Maka di puncak Gunung Lawu Tawangmangu dipertunjukkan kekuatan militan itu tanggal 14-15 Oktober 2017. Puluhan ribu kekuatan militan santri dan ulama hijau daun berkumpul dalam semangat bertanah air yang kuat, ghiroh menjaga republik, hubbul wathon minal iman.  Kader militan hijau daun sekali waktu perlu mempertunjukkan jati dirinya yang nasionalis religi karena itu adalah amanah, bahwa mencintai tanah air dan membela tanah air adalah sebagian dari iman.

Sementara itu doktrin tentara kita jelas, mati terhormat demi kejayaan NKRI.  Pemerintah saat ini sedang membaguskan kekuatan alutsista tentaranya yang juga berseragam hijau daun.  Semua dibenahi, infrastruktur berupa pangkalan militer dibangunbesarkan. Berbagai jenis alutsista canggih didatangkan untuk memperkuat benteng pertahanan republik. Ini dilakukan demi marwah teritori NKRI, demi kedaulatan NKRI, menjaga eksistensi bernegara dengan segala dinamikanya.
Puluhan ribu Santri dan Ulama berkumpul di Gn Lawu
Para santri kita sesungguhnya juga berjiwa tentara terutama jika disejajarkan bangunan nasionalismenya, semangatnya untuk mencintai tanah airnya. Sejarah santri adalah lembaran-lembaran untuk selalu mencintai Indonesia.  Resolusi jihad adalah bukti ketika proklamasi 17 Agustus 1945 dianggap tidak ada. Puluhan ribu pemuda santri dengan lasykar-lasykarnya bersama dukungan ulama melakukan pertempuran hebat di seluruh Indonesia.

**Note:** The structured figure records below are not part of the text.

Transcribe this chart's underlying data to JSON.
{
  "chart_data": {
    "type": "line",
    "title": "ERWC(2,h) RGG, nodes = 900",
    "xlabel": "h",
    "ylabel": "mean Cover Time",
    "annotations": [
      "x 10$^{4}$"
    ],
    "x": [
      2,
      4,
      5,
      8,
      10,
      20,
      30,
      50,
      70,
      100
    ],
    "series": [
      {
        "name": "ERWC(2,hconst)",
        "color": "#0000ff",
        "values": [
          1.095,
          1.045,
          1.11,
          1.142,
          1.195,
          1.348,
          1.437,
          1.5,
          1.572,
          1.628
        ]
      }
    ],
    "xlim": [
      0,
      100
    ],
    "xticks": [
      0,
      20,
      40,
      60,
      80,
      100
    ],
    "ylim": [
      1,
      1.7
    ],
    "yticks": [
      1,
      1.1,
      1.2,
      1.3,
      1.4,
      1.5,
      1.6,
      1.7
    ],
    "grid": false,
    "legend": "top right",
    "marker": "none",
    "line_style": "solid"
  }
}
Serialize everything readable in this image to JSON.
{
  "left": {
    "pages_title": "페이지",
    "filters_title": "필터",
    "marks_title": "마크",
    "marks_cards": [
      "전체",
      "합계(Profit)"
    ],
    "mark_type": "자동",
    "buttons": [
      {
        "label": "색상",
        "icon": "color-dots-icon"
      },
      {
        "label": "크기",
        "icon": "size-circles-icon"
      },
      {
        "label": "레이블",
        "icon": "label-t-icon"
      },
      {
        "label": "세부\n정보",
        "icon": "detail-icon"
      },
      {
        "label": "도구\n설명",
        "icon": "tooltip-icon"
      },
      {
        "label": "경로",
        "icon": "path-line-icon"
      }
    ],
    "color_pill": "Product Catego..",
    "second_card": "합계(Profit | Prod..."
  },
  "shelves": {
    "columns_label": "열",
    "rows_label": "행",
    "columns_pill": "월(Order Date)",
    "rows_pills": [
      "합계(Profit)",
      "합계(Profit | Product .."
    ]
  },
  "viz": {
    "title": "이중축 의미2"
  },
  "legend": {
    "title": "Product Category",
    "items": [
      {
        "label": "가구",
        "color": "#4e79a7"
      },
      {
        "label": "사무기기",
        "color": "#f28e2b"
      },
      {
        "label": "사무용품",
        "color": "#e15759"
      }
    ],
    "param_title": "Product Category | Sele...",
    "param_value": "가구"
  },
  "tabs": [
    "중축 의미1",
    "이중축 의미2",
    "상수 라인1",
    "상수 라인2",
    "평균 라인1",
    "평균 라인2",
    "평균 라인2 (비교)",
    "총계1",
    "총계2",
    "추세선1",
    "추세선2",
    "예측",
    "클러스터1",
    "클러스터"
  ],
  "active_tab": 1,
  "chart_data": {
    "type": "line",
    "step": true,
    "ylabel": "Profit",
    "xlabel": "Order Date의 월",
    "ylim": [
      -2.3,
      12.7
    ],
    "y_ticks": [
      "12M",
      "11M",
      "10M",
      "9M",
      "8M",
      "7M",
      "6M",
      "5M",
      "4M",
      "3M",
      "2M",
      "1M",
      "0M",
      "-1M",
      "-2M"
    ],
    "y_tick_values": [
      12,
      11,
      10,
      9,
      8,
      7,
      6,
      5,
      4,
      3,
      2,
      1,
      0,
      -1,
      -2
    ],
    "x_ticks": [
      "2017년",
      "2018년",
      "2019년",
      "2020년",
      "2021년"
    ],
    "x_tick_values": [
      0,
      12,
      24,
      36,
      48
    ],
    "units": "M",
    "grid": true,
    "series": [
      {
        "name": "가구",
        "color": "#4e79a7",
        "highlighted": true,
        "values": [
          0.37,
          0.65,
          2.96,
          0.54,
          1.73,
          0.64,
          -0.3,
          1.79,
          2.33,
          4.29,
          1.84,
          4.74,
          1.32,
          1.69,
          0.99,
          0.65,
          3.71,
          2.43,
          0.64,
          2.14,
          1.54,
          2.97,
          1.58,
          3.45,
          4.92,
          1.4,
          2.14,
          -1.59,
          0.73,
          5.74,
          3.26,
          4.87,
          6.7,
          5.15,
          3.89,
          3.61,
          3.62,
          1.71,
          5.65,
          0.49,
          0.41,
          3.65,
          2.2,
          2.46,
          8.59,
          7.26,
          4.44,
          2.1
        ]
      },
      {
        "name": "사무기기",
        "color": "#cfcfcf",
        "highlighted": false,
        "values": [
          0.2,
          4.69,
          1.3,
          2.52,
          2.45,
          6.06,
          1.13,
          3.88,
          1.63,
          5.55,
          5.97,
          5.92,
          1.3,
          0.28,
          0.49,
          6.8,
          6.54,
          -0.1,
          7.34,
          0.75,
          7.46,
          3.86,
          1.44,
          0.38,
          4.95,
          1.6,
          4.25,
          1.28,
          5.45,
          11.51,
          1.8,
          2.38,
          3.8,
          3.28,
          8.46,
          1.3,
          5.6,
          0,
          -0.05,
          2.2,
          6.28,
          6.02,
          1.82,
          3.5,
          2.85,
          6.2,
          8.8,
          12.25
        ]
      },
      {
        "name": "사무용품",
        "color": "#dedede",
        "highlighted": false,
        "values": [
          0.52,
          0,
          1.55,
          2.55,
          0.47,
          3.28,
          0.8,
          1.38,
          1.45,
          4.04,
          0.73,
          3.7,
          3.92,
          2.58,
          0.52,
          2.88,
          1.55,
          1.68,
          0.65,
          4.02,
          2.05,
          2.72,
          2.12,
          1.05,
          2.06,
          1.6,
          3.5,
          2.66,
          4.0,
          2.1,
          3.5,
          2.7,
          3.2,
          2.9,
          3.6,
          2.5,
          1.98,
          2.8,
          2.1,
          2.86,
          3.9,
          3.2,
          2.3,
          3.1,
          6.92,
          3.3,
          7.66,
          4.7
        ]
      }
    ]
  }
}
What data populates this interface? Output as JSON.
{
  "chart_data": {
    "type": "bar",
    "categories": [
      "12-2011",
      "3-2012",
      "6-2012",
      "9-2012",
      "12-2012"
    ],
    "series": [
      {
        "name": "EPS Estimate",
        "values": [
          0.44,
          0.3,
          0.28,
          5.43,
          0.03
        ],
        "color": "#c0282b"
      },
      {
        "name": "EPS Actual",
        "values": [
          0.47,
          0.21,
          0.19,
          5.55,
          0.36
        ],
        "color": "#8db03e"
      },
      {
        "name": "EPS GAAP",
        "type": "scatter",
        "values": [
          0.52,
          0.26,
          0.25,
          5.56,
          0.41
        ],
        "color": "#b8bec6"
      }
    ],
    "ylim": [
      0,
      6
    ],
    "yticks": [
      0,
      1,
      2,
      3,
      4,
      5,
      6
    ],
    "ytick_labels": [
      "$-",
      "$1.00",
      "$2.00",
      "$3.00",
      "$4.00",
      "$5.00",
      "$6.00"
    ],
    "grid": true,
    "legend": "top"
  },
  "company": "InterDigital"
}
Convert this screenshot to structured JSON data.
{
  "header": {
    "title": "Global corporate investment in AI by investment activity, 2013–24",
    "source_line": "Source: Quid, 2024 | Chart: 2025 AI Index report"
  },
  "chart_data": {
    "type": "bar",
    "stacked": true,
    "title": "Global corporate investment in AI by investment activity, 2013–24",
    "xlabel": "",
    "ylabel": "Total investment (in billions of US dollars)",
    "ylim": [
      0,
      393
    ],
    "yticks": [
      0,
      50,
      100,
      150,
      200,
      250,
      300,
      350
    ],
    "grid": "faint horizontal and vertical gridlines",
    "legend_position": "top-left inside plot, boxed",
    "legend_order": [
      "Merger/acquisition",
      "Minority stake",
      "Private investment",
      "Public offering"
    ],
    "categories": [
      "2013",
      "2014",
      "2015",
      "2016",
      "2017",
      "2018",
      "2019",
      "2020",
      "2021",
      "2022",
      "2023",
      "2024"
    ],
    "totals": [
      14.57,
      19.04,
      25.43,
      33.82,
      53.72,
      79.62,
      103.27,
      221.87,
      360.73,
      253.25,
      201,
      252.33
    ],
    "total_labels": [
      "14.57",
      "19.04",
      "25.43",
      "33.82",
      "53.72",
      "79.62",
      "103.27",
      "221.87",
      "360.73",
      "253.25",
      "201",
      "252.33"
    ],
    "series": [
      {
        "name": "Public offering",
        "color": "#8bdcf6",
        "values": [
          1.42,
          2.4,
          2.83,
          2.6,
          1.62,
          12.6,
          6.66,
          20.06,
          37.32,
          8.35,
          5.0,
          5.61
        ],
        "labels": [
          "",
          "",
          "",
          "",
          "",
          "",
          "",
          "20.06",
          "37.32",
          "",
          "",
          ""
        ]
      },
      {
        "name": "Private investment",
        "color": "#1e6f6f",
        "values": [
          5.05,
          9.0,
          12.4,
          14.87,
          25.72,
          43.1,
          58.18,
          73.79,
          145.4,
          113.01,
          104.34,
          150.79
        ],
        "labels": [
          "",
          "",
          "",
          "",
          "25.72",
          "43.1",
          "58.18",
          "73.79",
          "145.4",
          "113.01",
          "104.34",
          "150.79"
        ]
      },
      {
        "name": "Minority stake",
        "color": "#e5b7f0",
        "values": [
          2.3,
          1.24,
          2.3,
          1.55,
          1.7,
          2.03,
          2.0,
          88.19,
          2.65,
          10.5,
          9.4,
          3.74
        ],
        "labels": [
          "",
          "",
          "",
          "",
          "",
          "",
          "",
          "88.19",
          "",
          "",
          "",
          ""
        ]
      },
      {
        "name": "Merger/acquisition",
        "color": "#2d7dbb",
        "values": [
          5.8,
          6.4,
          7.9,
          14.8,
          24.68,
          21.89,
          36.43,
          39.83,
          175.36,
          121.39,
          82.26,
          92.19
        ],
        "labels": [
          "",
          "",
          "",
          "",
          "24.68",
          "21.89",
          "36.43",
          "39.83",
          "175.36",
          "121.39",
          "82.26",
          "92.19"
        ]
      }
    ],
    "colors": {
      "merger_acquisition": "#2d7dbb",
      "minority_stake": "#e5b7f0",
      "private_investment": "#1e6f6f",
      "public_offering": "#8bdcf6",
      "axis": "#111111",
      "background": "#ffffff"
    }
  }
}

Kurikulum tentara adalah kontrak mati pada NKRI, garda terdepan untuk melindungi, menjaga dan menjamin eksistensi NKRI.  Sesungguhnya karakter tentara dan karakter Santri adalah sama, mencintai tanah air, membela tanah air dan pilar-pilar didalamnya.  Tentara hijau daun dan santri hijau daun adalah dua komponen yang saling menguatkan dan menghebatkan. Yang satu dengan kekuatan alutsista, yang satu lagi dengan kekuatan doa.
 
Maka ketika tampilan menggemuruh puluhan ribu santri dan ulama Nusantara di Gunung Lawu beristighosah dan berikrar di pagi sejuk ba’da Subuh, tanpa publikasi luas, itu adalah pesona heroik hijau daun yang ingin menyampaikan pesan indah. Bukankah tanah air ini alamnya begitu ramah, bukankah ukhuwah kita begitu barokah, bukankah kebersamaan ini begitu karomah. Bukankah hijau daun itu pesona indah.

Hijau daun itu adalah tentara dan santri. Hijau daun itu adalah amanah, istiqomah, fathonah. Untuk memberikan suasana sejuk dan nyaman ber Indonesia nan indah. Ini bukan soal berpemerintahan, ini soal bernegara. Bagi kita mencintai bangsa ini tidak ada hubungannya dengan siapa yang sedang berkuasa karena bangsa ini lebih mahal nilainya dari sekedar ribut ribut soal kekuasaan dan pemerintahan.  Selamat Hari Santri Nasional 22 Oktober 2017.